Nicola Edwards is a nutrition specialist with the California Food Policy Advocates, a nonprofit group that helps implement the breakfast program. Edwards said most school districts are going “above and beyond USDA standards.”
She adds that L.A. Unified has some of the most stringent standards in the country. The district posts nutritional information for all of its school menus online for anyone to access.
“All of the products are whole grain—even the waffles. The pancakes are made from sweet potatoes and they’ve done a lot to reduce the sugar in the food,” she said. “And meals are high in protein.” A recent focus group ranked the egg and cheese burrito among student favorites.
Edwards admits the breakfast program is flawed, but she’s convinced they’re only growing pains. “There’s no doubt that this program works, and it’s good for the kids and good for test scores.”
A number of impending changes should help streamline the program, she said.

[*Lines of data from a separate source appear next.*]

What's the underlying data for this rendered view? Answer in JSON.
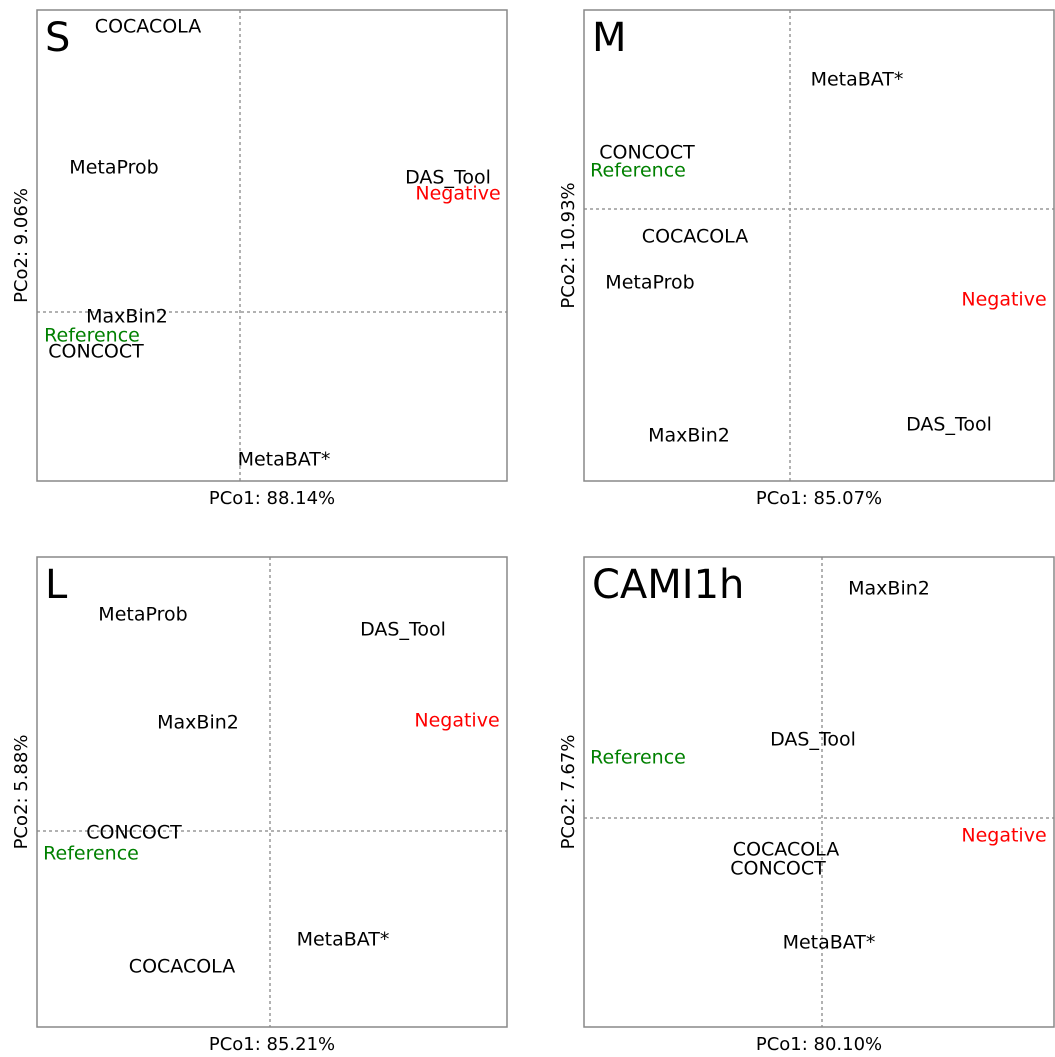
{
  "chart_data": [
    {
      "type": "scatter",
      "title": "S",
      "x_label": "PCo1: 88.14%",
      "y_label": "PCo2: 9.06%",
      "labels": [
        "COCACOLA",
        "MetaProb",
        "DAS_Tool",
        "Negative",
        "MaxBin2",
        "Reference",
        "CONCOCT",
        "MetaBAT*"
      ],
      "x": [
        -0.92,
        -1.26,
        2.08,
        2.18,
        -1.13,
        -1.48,
        -1.44,
        0.44
      ],
      "y": [
        2.85,
        1.44,
        1.34,
        1.18,
        -0.05,
        -0.24,
        -0.4,
        -1.48
      ],
      "colors": [
        "#000000",
        "#000000",
        "#000000",
        "#ff0000",
        "#000000",
        "#008000",
        "#000000",
        "#000000"
      ],
      "xlim": [
        -2.03,
        2.67
      ],
      "ylim": [
        -1.69,
        3.02
      ],
      "zero_lines": true
    },
    {
      "type": "scatter",
      "title": "M",
      "x_label": "PCo1: 85.07%",
      "y_label": "PCo2: 10.93%",
      "labels": [
        "MetaBAT*",
        "CONCOCT",
        "Reference",
        "COCACOLA",
        "MetaProb",
        "Negative",
        "DAS_Tool",
        "MaxBin2"
      ],
      "x": [
        0.67,
        -1.43,
        -1.52,
        -0.95,
        -1.4,
        2.14,
        1.59,
        -1.01
      ],
      "y": [
        1.29,
        0.56,
        0.38,
        -0.28,
        -0.74,
        -0.91,
        -2.16,
        -2.27
      ],
      "colors": [
        "#000000",
        "#000000",
        "#008000",
        "#000000",
        "#000000",
        "#ff0000",
        "#000000",
        "#000000"
      ],
      "xlim": [
        -2.06,
        2.64
      ],
      "ylim": [
        -2.72,
        1.99
      ],
      "zero_lines": true
    },
    {
      "type": "scatter",
      "title": "L",
      "x_label": "PCo1: 85.21%",
      "y_label": "PCo2: 5.88%",
      "labels": [
        "MetaProb",
        "DAS_Tool",
        "MaxBin2",
        "Negative",
        "CONCOCT",
        "Reference",
        "MetaBAT*",
        "COCACOLA"
      ],
      "x": [
        -1.27,
        1.33,
        -0.72,
        1.87,
        -1.36,
        -1.79,
        0.73,
        -0.88
      ],
      "y": [
        2.16,
        2.01,
        1.08,
        1.1,
        -0.02,
        -0.23,
        -1.09,
        -1.36
      ],
      "colors": [
        "#000000",
        "#000000",
        "#000000",
        "#ff0000",
        "#000000",
        "#008000",
        "#000000",
        "#000000"
      ],
      "xlim": [
        -2.33,
        2.37
      ],
      "ylim": [
        -1.96,
        2.74
      ],
      "zero_lines": true
    },
    {
      "type": "scatter",
      "title": "CAMI1h",
      "x_label": "PCo1: 80.10%",
      "y_label": "PCo2: 7.67%",
      "labels": [
        "MaxBin2",
        "DAS_Tool",
        "Reference",
        "Negative",
        "COCACOLA",
        "CONCOCT",
        "MetaBAT*"
      ],
      "x": [
        0.67,
        -0.09,
        -1.84,
        1.82,
        -0.36,
        -0.44,
        0.07
      ],
      "y": [
        2.29,
        0.78,
        0.6,
        -0.18,
        -0.32,
        -0.51,
        -1.25
      ],
      "colors": [
        "#000000",
        "#000000",
        "#008000",
        "#ff0000",
        "#000000",
        "#000000",
        "#000000"
      ],
      "xlim": [
        -2.38,
        2.32
      ],
      "ylim": [
        -2.09,
        2.61
      ],
      "zero_lines": true
    }
  ]
}
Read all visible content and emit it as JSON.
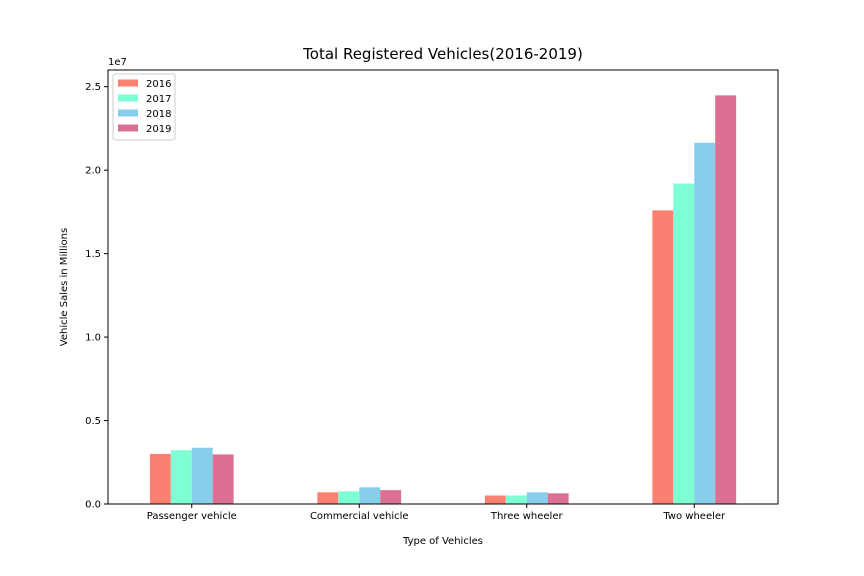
{
  "chart_data": {
    "type": "bar",
    "title": "Total Registered Vehicles(2016-2019)",
    "xlabel": "Type of Vehicles",
    "ylabel": "Vehicle Sales in Millions",
    "y_offset_label": "1e7",
    "categories": [
      "Passenger vehicle",
      "Commercial vehicle",
      "Three wheeler",
      "Two wheeler"
    ],
    "series": [
      {
        "name": "2016",
        "color": "#FA8072",
        "values": [
          3000000,
          700000,
          510000,
          17590000
        ]
      },
      {
        "name": "2017",
        "color": "#7FFFD4",
        "values": [
          3220000,
          760000,
          510000,
          19200000
        ]
      },
      {
        "name": "2018",
        "color": "#87CEEB",
        "values": [
          3370000,
          1000000,
          700000,
          21640000
        ]
      },
      {
        "name": "2019",
        "color": "#DB7093",
        "values": [
          2970000,
          830000,
          640000,
          24480000
        ]
      }
    ],
    "ylim": [
      0,
      26000000
    ],
    "yticks": [
      0,
      5000000,
      10000000,
      15000000,
      20000000,
      25000000
    ],
    "ytick_labels": [
      "0.0",
      "0.5",
      "1.0",
      "1.5",
      "2.0",
      "2.5"
    ],
    "grid": false,
    "legend_position": "upper-left"
  }
}
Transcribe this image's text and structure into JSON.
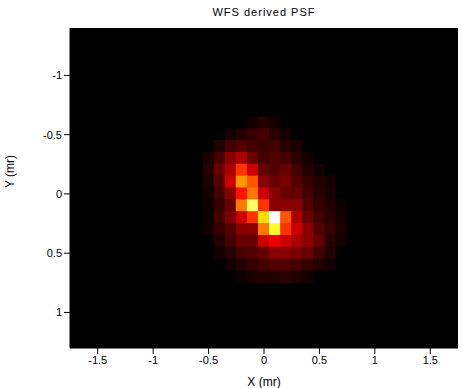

The district plans to provide teachers with more cleaning supplies, wet-naps will be added to meals, and the dreaded Cereal Day will be eliminated completely in the near future.
Plans to cut down on waste are also in the pipeline. Foods unpopular with kids, such as a breakfast bar with a strong taste of cumin, are being rotated out. Parents are now told not to feed children at home.
Last week, controversy over the program’s future lead to a rally outside of Hooper Elementary, a South Los Angeles school where 100 percent of students qualify for free lunch. More than 100 parents and cafeteria workers asked teachers to reverse their position before the school board votes on whether to continue serving breakfast in the classroom. The board will take on the controversial issue on May 14.
A majority of the seven school board members have said they support the program, but if it is eliminated, schools will go back to providing free breakfast in the cafeteria. The impact of the reversal would be twofold, according to district officials.
First, participation in the breakfast program would likely drop to previous levels, below 30 percent. That means most kids would go through the first part of the day hungry. And, second, the district will lose out on millions of federal dollars. Projections based on student enrollment estimate L.A. Unified will receive $20 million a year once the program is expanded through all grade levels.
UTLA President Warren Fletcher assured them, teachers want to compromise. “These problems can and must be overcome so students get a nutritional breakfast and a full instructional day. It is not an either/or for children.”